Was ist mit den Recovery Rates? Sie spielen irgendwie eine Rolle – und auch wieder nicht. Die Rendite wird von der Ausfallrate bestimmt. Die Recovery Rates spiegeln die Preise der Vermögenswerte wider und sind im Allgemeinen mit dem Niveau des S&P 500-Index korreliert, insbesondere mit den Bewertungen bestimmter Aktiensektoren.

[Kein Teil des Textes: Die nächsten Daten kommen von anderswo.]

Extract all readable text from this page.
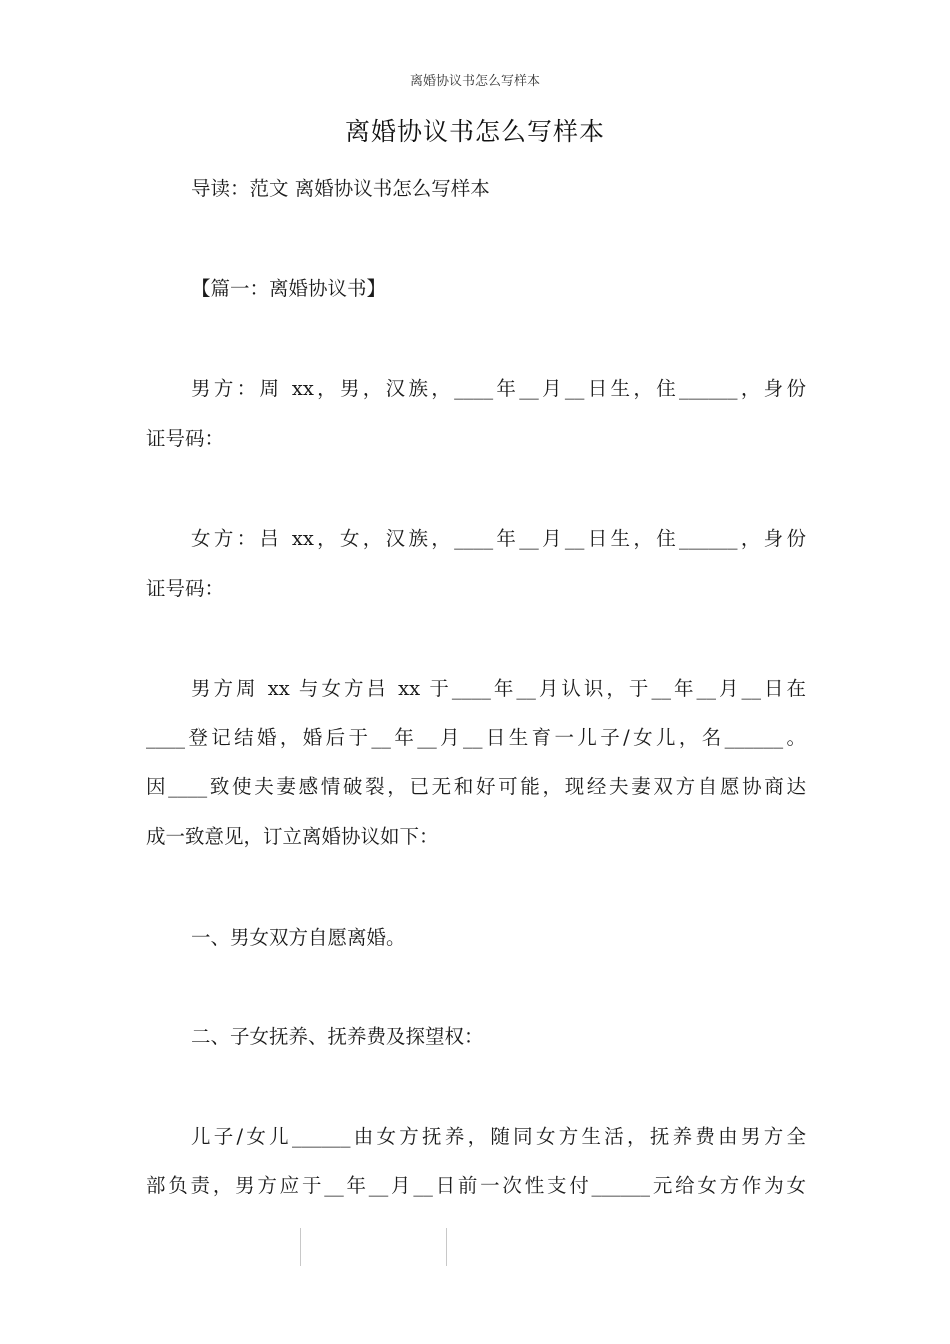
离婚协议书怎么写样本
离婚协议书怎么写样本
导读：范文 离婚协议书怎么写样本
【篇一：离婚协议书】
男方：周 xx，男，汉族，____年__月__日生，住______，身份
证号码：
女方：吕 xx，女，汉族，____年__月__日生，住______，身份
证号码：
男方周 xx 与女方吕 xx 于____年__月认识，于__年__月__日在
____登记结婚，婚后于__年__月__日生育一儿子/女儿，名______。
因____致使夫妻感情破裂，已无和好可能，现经夫妻双方自愿协商达
成一致意见，订立离婚协议如下：
一、男女双方自愿离婚。
二、子女抚养、抚养费及探望权：
儿子/女儿______由女方抚养，随同女方生活，抚养费由男方全
部负责，男方应于__年__月__日前一次性支付______元给女方作为女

Im derzeitigen Umfeld werden Ausfälle wahrscheinlich mit Recovery Rates zusammenfallen, die gemessen am wirtschaftlichen Umfeld höher als normal sind, denn die Aktienmärkte stehen hoch, und eine potentiell rasche Erholung könnte die Nachfrage nach Vermögenswerten befeuern.

Darüber hinaus befinden sich die Unternehmen im Allgemeinen in einer guten Solvenzsituation, so dass sich Umstrukturierungen auf die Verlängerung und Senkung von Schulden konzentrieren könnten, etwa durch eine Verlängerung der Kupons anstelle von deutlichen Haircuts.

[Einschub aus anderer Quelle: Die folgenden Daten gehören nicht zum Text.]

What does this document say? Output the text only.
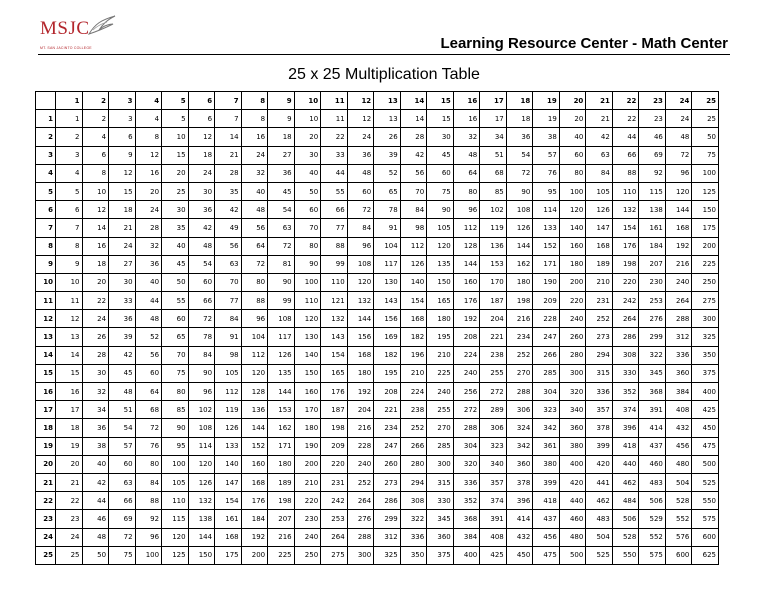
MSJC
MT. SAN JACINTO COLLEGE	Learning Resource Center - Math Center
25 x 25 Multiplication Table
	1	2	3	4	5	6	7	8	9	10	11	12	13	14	15	16	17	18	19	20	21	22	23	24	25
1	1	2	3	4	5	6	7	8	9	10	11	12	13	14	15	16	17	18	19	20	21	22	23	24	25
2	2	4	6	8	10	12	14	16	18	20	22	24	26	28	30	32	34	36	38	40	42	44	46	48	50
3	3	6	9	12	15	18	21	24	27	30	33	36	39	42	45	48	51	54	57	60	63	66	69	72	75
4	4	8	12	16	20	24	28	32	36	40	44	48	52	56	60	64	68	72	76	80	84	88	92	96	100
5	5	10	15	20	25	30	35	40	45	50	55	60	65	70	75	80	85	90	95	100	105	110	115	120	125
6	6	12	18	24	30	36	42	48	54	60	66	72	78	84	90	96	102	108	114	120	126	132	138	144	150
7	7	14	21	28	35	42	49	56	63	70	77	84	91	98	105	112	119	126	133	140	147	154	161	168	175
8	8	16	24	32	40	48	56	64	72	80	88	96	104	112	120	128	136	144	152	160	168	176	184	192	200
9	9	18	27	36	45	54	63	72	81	90	99	108	117	126	135	144	153	162	171	180	189	198	207	216	225
10	10	20	30	40	50	60	70	80	90	100	110	120	130	140	150	160	170	180	190	200	210	220	230	240	250
11	11	22	33	44	55	66	77	88	99	110	121	132	143	154	165	176	187	198	209	220	231	242	253	264	275
12	12	24	36	48	60	72	84	96	108	120	132	144	156	168	180	192	204	216	228	240	252	264	276	288	300
13	13	26	39	52	65	78	91	104	117	130	143	156	169	182	195	208	221	234	247	260	273	286	299	312	325
14	14	28	42	56	70	84	98	112	126	140	154	168	182	196	210	224	238	252	266	280	294	308	322	336	350
15	15	30	45	60	75	90	105	120	135	150	165	180	195	210	225	240	255	270	285	300	315	330	345	360	375
16	16	32	48	64	80	96	112	128	144	160	176	192	208	224	240	256	272	288	304	320	336	352	368	384	400
17	17	34	51	68	85	102	119	136	153	170	187	204	221	238	255	272	289	306	323	340	357	374	391	408	425
18	18	36	54	72	90	108	126	144	162	180	198	216	234	252	270	288	306	324	342	360	378	396	414	432	450
19	19	38	57	76	95	114	133	152	171	190	209	228	247	266	285	304	323	342	361	380	399	418	437	456	475
20	20	40	60	80	100	120	140	160	180	200	220	240	260	280	300	320	340	360	380	400	420	440	460	480	500
21	21	42	63	84	105	126	147	168	189	210	231	252	273	294	315	336	357	378	399	420	441	462	483	504	525
22	22	44	66	88	110	132	154	176	198	220	242	264	286	308	330	352	374	396	418	440	462	484	506	528	550
23	23	46	69	92	115	138	161	184	207	230	253	276	299	322	345	368	391	414	437	460	483	506	529	552	575
24	24	48	72	96	120	144	168	192	216	240	264	288	312	336	360	384	408	432	456	480	504	528	552	576	600
25	25	50	75	100	125	150	175	200	225	250	275	300	325	350	375	400	425	450	475	500	525	550	575	600	625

Spreads – enger, am engsten?
Eins ist klar: Die Ausfallraten werden steigen, dürften sich jedoch auf strukturell angespannte Sektoren konzentrieren – zum Beispiel Unternehmen, die Amazon oder Google Konkurrenz zu machen versuchen, oder Unternehmen, die die Umwelt stark belasten – sowie auf Bereiche, die zu stark fremdfinanziert waren.

Ausklammern möchte ich hier Anleihen mit CCC-Rating. Hier ist die Verschuldung zu hoch, so dass der wirtschaftliche Schock ebenso wie schon in der Vergangenheit hohe Ausfallraten nach sich ziehen wird. Anleihen mit CCC-Rating sind jedoch nur ein kleiner Teil des Universums.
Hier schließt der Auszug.